Cérémonie du 8 mai 1945

mardi 08 mai

Mot d’accueil à l’église


Bienvenue à vous tous, Mme le maire ou ses représentants, le conseil municipal, les élus les anciens combattants et vous toutes et tous. Aujourd'hui en France nous ne travaillons pas. En ce jour férié, nous commémorons la victoire du 8 Mai 1945.
Deux cérémonies et célébrations vont ponctuées notre journée : la célébration de la messe ; la cérémonie interreligieuse où nous oeuvrons pour le mieux vivre ensemble, la cérémonie aux monuments aux morts.

Bien sûr, c'était une victoire, et nous sommes reconnaissants à tous ces combattants de France et d'ailleurs qui ont permis de mettre un terme à cette guerre. Cette guerre, ce sont des millions de victimes,
Nous ne voulons pas oublier. Nous voulons nous souvenir, et que nos enfants se souviennent de ceux et celles qui sont morts durant la guerre 39-45, déjà si loin dans nos mémoires, mais aussi des victimes des autres conflits dans lesquels notre pays s’est trouvé engagé depuis, en Indochine, en Algérie, au Kosovo, en Afghanistan et en Afrique. Sous le drapeau de notre pays nous essayons de garder vivant l’honneur de défendre notre peuple et de le servir, l’énergie et le courage des hommes et des femmes qui ont donné leur vie pour les valeurs de notre république.
En même temps, nous ne voulons pas oublier un certain regard sur le monde et la vie : l’espérance et la raison de vivre que nos pères nous ont donné en héritage, en nous transmettant la foi en Jésus-Christ, mort et ressuscité pour tous les hommes, fils de Dieu et lumière pour toutes les nations.
Père Boniface


Homélie pendant la messe


Ce matin, dans cette église de St Martin, nous venons d’entendre le récit des actes des apôtres où la parole clé est : « Crois au Seigneur Jésus et tu seras sauvé toi et ta maison »

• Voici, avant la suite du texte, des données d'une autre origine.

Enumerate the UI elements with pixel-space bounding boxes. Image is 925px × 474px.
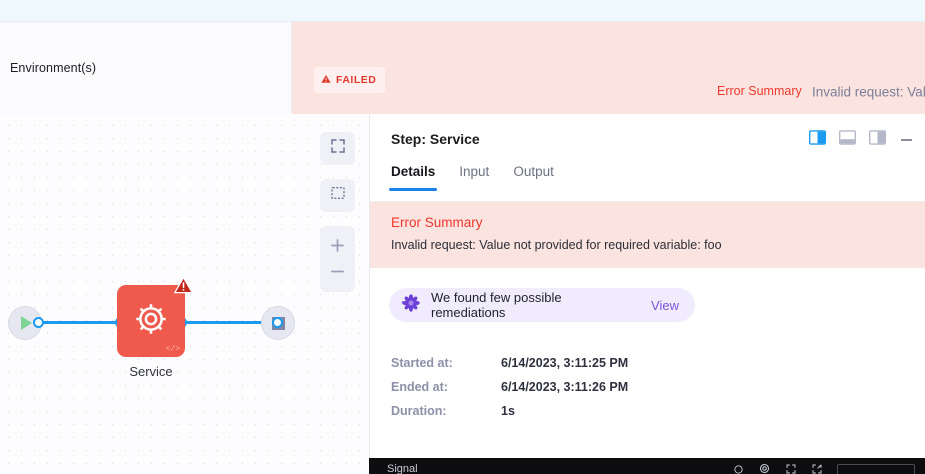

Et d'un point de vue chrétien, est-ce que nous nous rendons compte qu'à chaque conflit qui a dans le passé opposé des peuples, ce sont majoritairement des chrétiens qui se faisaient la guerre, ou en tout cas deux peuples à l'histoire et à la culture fortement teintées de christianisme ? Et de chaque côté de la ligne de front, dans les tranchés, les soldats faisaient monter vers Dieu leurs prières pour les aider à traverser cette épreuve...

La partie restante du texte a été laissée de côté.